AUGUSTA — Members of Gov. Paul LePage’s staff violated his policy against communicating with text messages when they used texts to strategize about a private meeting in April that is now the focus of a legal complaint by the state Attorney General’s Office.

Senior LePage staffers sent text messages to each other about how to respond after the Attorney General’s Office, as well as legislators, reporters and others, objected that an April 25 meeting of the Blue Ribbon Commission to Reform Public Education Funding was being held in private. The AG’s Office has since filed a complaint that the meeting violated the state’s open meetings law.

“(Sen. Justin) Alfond and the education activists are preparing to go ape (expletive) that it’s closed to the public and the press. Gov. (LePage) does not want press at all,” LePage adviser Aaron Chadbourne wrote in a text to LePage spokeswoman Adrienne Bennett on April 20, five days before the commission’s meeting.

Later in the same text, Chadbourne said: “I’d love to avoid a messy public fight over our lack of transparency before this even gets off the ground. Would love to know what you think we can/should do.”

The text messages were saved and printed and are among the documents filed with the Attorney General’s Office complaint that the administration intentionally subverted public-access law by making the meeting private, even after the AG’s Office warned that the meeting should be open to the public.

Text messages to Chadbourne from Democratic lawmakers on the commission also illustrate their concern about holding the meeting in private. In a chain of messages between Alfond, D-Portland, and Chadbourne, Alfond repeatedly notes his reservations about not conducting the meeting in public.

“This decision to make any of the BRC meetings not open to the public does not make sense,” Alfond, the Senate minority leader, texted at one point. Chadbourne responded that the decision wasn’t final, but the planned closed-door meeting at the Blaine House would be an opportunity to discuss the matter.

“I am extremely concerned about violating the open meeting law,” Rep. Sara Gideon, D-Freeport, texted to Chadbourne. Gideon, the assistant majority leader in the House, also offered a compromise in her message suggesting that the committee could hold an informal “social hour/breakfast” so committee members could get to meet one another and chat. “Then we could open the doors when we begin the published meeting agenda?” Gideon texted. “We should not start this whole process off on the wrong foot. Let’s give this commission the credibility it deserves.”

Chadbourne’s message to Bennett on April 20 also noted that acting Education Commissioner William Beardsley was willing to allow one reporter to attend, but did not want to allow a reporter from the State House press corps into the meeting. Chadbourne named two reporters specifically and also named others he suggested that LePage rejected as well.

“He said ‘no’ and then later called me back into the office and said we could hire our own person to sit in and write up an account of what happened and then share with the media,” Chadbourne texted to Bennett.

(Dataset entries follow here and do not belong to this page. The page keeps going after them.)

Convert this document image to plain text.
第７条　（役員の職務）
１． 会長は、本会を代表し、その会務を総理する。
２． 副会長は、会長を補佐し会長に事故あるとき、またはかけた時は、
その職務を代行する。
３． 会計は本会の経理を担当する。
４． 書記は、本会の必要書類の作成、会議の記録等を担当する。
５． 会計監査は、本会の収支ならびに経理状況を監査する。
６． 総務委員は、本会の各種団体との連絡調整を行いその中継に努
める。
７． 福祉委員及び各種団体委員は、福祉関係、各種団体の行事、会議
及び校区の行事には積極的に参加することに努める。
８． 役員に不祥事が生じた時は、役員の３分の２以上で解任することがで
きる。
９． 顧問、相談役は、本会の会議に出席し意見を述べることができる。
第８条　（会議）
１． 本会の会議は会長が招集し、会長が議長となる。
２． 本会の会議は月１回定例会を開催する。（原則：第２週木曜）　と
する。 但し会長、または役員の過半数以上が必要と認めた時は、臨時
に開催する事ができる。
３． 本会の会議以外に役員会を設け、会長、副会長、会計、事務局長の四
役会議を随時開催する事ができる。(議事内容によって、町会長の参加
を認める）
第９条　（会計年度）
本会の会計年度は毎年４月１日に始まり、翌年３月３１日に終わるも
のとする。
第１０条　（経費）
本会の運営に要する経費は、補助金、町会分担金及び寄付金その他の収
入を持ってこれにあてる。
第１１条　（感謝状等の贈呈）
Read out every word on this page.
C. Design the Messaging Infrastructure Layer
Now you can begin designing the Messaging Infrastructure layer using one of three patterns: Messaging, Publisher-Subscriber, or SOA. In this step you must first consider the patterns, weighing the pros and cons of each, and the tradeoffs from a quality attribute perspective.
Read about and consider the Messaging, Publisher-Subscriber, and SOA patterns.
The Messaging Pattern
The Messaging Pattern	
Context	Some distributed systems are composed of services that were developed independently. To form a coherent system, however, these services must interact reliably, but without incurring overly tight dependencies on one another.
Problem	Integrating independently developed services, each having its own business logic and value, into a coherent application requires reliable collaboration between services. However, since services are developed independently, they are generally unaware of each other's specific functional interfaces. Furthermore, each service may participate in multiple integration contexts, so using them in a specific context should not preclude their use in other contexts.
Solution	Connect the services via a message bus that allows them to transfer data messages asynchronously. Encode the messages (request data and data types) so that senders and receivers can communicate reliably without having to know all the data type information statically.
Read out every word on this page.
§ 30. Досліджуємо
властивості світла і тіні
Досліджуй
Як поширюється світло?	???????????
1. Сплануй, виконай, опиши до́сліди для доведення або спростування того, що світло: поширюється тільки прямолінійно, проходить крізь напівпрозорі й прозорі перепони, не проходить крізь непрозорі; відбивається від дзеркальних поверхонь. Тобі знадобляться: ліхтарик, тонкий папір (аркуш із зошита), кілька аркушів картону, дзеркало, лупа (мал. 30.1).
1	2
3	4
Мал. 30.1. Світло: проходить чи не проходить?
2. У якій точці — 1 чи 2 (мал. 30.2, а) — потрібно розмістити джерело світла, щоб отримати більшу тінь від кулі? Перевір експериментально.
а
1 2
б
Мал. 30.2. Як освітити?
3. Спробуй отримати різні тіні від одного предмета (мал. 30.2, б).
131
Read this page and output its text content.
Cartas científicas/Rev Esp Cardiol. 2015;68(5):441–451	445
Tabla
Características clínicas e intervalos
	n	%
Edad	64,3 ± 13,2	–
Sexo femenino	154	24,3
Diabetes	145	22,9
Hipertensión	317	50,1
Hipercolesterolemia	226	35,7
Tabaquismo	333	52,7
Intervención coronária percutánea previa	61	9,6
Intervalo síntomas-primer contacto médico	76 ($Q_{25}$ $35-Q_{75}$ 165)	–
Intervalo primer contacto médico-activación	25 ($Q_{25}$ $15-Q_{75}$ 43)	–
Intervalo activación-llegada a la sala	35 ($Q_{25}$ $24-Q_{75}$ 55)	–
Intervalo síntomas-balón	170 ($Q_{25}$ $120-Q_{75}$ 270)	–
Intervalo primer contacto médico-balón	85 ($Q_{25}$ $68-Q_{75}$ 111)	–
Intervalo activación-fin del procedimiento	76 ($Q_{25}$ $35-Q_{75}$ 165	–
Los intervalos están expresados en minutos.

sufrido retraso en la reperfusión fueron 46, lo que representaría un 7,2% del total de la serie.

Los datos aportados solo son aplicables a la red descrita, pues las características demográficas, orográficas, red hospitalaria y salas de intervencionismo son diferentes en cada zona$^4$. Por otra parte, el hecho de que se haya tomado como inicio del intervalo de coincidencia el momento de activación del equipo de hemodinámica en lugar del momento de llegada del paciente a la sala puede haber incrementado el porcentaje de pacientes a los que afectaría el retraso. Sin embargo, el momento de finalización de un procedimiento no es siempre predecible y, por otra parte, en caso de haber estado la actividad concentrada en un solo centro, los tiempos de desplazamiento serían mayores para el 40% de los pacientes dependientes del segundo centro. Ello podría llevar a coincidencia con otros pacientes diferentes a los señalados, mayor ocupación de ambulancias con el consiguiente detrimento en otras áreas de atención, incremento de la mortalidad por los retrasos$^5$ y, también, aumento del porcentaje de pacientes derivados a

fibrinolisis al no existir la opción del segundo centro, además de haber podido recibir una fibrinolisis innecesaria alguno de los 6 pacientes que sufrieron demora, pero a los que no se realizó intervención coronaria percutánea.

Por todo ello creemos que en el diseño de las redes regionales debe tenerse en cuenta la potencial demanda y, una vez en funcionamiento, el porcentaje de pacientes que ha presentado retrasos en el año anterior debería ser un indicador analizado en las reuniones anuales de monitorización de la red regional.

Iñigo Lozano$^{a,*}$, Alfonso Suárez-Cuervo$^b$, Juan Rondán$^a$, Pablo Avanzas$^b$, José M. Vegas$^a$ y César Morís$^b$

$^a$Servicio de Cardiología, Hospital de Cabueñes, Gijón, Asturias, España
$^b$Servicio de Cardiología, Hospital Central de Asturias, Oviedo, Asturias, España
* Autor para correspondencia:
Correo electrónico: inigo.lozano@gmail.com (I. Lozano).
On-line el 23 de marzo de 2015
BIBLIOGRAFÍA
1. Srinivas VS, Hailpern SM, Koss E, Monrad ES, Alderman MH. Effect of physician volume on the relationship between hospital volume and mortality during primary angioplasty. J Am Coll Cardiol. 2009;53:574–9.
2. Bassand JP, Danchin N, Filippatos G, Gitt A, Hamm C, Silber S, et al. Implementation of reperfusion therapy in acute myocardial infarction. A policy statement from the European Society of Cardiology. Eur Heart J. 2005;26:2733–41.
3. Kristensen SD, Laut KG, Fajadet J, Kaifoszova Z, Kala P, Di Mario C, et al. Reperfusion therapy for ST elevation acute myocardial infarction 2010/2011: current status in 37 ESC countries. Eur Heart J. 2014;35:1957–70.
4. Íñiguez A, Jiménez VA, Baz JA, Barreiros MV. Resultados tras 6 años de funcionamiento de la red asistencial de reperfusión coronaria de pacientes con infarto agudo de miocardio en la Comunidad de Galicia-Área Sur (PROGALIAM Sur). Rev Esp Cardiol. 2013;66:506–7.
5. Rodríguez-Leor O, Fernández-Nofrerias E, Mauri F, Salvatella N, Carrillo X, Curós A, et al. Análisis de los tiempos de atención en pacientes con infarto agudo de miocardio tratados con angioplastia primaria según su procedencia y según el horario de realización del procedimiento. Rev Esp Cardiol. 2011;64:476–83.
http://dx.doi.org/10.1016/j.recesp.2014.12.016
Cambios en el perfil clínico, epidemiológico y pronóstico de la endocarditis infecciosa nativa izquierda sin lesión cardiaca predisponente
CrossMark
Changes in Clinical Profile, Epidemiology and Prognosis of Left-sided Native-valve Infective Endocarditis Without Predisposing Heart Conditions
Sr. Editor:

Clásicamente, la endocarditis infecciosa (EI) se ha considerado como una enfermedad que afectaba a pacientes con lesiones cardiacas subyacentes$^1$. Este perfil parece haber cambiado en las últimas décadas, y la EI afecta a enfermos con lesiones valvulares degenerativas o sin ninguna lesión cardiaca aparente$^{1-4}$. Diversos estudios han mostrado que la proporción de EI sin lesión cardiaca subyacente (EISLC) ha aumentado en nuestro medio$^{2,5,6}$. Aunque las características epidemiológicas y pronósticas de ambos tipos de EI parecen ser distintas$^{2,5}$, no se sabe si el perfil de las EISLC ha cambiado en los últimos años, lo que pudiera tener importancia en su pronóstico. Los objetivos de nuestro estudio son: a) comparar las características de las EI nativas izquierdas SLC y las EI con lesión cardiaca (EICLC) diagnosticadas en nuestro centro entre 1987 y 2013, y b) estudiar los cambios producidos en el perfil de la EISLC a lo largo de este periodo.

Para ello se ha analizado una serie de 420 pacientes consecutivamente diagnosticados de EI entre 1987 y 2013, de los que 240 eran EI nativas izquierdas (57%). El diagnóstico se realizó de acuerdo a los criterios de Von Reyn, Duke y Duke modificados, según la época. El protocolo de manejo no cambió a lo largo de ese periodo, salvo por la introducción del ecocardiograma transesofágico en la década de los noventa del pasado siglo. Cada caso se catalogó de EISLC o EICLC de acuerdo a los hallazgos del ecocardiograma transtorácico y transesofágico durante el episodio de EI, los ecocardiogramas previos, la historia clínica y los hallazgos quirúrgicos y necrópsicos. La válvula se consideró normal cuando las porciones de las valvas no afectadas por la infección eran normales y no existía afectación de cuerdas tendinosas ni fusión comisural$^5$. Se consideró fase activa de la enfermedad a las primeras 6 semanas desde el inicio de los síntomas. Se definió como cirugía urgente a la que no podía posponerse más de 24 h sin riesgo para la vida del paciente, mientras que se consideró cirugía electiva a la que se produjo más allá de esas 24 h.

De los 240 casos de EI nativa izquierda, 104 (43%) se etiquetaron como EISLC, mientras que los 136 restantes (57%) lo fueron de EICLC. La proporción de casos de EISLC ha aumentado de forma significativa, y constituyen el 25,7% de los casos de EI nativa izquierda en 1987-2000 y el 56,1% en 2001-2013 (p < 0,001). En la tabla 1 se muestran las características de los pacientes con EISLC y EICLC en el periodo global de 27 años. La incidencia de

The messages also reveal that the state’s ombudsman for open meetings and public records, Assistant Attorney General Brenda Kielty, had contacted LePage’s chief legal counsel, Avery Day, to protest the meeting. “Brenda at AG’s Office is completely unspun by this,” Day texted. “She asked that the door be opened up to let public in for the remainder of today’s session. I said I would see but thought it unlikely.”

In his response, Chadbourne wrote he was discussing the matter with LePage’s Maine State Police security detail. Day responded, “Can I come over and talk to you so I can say I went over to check?” Chadbourne texted back: “Yes. Come in the back door.”

The text messages themselves violated an administration policy regarding public records.

LePage had ordered in 2014 that staffers not use text messaging for state business after it was revealed some officials were using text messages expressly because they do not create a public paper trail.

Administration officials said Wednesday that the policy is being changed to ensure that, if texts are used, messages are saved and printed and treated as public documents. In this case, administration officials point out, the messages were saved and turned over to the AG’s Office.

“The administration’s public communications policy has been updated given the universal use of electronic communications and the inability to prevent unsolicited communications made via electronic means,” Bennett, the governor’s spokeswoman, said in an email. “Communications by electronic means are permitted, provided the sender/recipient familiarizes themselves with archiving and Freedom of Access Act requirements and complies with these requirements.”

Bennett said staffers adhered to the new policy by retaining and disclosing the text messages involving the April meeting.

While texting is now allowed, the new policy says state business should continue to be conducted using the state’s email system as much as possible to facilitate storage and retention of public documents.

The commission was set to hold another meeting in July, but that meeting has not yet taken place. A spokeswoman for the state Department of Education told the Press Herald on Wednesday that Beardsley had, so far, been unable to find a date that worked for all the commission members.

Staff Writer Noel K. Gallagher contributed to this report.